The Pyro stopped jumping around and stood dead still. Franklin got the uneasy feeling that something bad was about to happen, and oh boy was he ever so right in his life. The Pyro reached down and grabbed a fire axe. According to protocol, Franklin should've attempted to calm the aggressor, negotiate, come to a peaceful agreement, and afterwards notify some squeaky-voiced and pointy-haired boss about the situation over the phone, but Franklin couldn't give fewer shits about the protocol. He turned and began sprinting to the backdoor, which was only a few corridors away. The Pyro, not willing to give up for the paint, immediately hurdled over the ever-so glossy counter and began to chase him. Franklin pushed off the cemented wall and continued running down the tight and darkened hallway. He knew that if that he stopped for a split second, he would start running again. Heavy footsteps followed him as the Pyro charged with an axe overhead, ready to chop Franklin up. Usually, getting from the actual store to the back was no big deal, but this time it proved otherwise. The mess that Franklin consistently ignored had piled up over the weeks past and was beginning to trouble him. Empty paint cans and old weapons he never bothered to organize prevented him from running as quickly as he could. Franklin would've been delighted to beat the living crap out of something with the frustration he was under, but his will to live was too strong. Another turn and salvation was just a corridor down. His death was also several steps behind him, charging at him like a bullet. A couple more steps and Franklin would be out!
With the next step, Franklin accidently kicked a bucket, completely throwing him off-balance. It happened all so quickly that Franklin didn't even have time to react before he face-planted into the filthy asphalt floor.
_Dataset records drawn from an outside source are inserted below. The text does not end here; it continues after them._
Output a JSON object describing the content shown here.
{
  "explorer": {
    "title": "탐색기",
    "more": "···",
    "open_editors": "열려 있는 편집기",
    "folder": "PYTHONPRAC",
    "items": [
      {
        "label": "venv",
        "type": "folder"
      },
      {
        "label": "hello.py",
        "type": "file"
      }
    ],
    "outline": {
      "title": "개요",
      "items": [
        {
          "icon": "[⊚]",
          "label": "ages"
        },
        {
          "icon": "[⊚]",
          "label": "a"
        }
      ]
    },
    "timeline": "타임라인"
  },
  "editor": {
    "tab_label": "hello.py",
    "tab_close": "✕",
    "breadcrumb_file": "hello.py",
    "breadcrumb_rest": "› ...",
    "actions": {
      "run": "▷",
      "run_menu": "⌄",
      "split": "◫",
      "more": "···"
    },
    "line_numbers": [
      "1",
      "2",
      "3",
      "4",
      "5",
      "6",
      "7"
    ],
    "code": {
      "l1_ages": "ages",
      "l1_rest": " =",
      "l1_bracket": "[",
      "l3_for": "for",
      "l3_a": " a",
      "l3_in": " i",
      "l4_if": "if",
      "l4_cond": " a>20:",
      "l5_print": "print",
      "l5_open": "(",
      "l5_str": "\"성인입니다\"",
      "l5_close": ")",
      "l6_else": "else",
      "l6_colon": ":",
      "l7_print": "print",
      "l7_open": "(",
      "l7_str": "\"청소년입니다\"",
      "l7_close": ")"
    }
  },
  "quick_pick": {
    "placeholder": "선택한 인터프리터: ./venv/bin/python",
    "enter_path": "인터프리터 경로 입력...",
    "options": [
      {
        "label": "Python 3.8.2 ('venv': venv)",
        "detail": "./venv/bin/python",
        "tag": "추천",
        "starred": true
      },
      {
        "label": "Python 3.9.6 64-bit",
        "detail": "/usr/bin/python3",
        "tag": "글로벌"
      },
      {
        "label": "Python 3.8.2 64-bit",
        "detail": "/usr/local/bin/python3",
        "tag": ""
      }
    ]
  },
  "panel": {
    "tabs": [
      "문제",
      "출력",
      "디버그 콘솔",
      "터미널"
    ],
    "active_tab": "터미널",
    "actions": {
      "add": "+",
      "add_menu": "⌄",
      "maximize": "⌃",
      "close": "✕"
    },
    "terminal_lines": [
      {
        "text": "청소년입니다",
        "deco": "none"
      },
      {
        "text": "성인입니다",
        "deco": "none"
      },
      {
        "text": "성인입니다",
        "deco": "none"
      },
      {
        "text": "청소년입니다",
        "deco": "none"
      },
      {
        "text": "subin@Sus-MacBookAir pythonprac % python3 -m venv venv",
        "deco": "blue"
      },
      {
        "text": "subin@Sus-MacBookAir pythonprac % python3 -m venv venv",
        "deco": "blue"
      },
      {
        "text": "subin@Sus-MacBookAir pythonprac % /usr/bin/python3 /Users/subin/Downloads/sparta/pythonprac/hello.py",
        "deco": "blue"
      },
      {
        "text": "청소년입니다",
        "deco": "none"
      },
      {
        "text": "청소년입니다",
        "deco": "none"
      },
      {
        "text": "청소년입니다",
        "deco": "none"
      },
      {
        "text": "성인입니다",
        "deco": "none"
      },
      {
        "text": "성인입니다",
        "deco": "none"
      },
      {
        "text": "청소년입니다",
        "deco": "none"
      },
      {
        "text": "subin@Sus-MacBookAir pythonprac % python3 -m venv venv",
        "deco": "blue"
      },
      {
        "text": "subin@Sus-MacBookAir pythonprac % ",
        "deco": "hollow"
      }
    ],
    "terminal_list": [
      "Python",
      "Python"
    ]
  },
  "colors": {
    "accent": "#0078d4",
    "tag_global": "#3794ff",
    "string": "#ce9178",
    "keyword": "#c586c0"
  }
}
Franklin instantaneously thought back to what just happened. What could've the best day of his life was about to become his last, and why? Why would this happen to him? What did he ever do to anyone? Apart from being a massive prick, he had absolutely nothing to deserve this. Franklin felt a funny sensation in the back of his head and his misery was abruptly stopped. A sharp blow from an axe made quick work of his thick skull. Blood quickly flushed over Franklin's head, pooling underneath his head. The Pyro kneeled beside the lifeless body and touched the blood with his glove.
Red.
Almost like Smells like Team Spirit Red.
The Pyro looked around for something to collect the blood with. In the distance, a bucket was slowly spinning around in circles.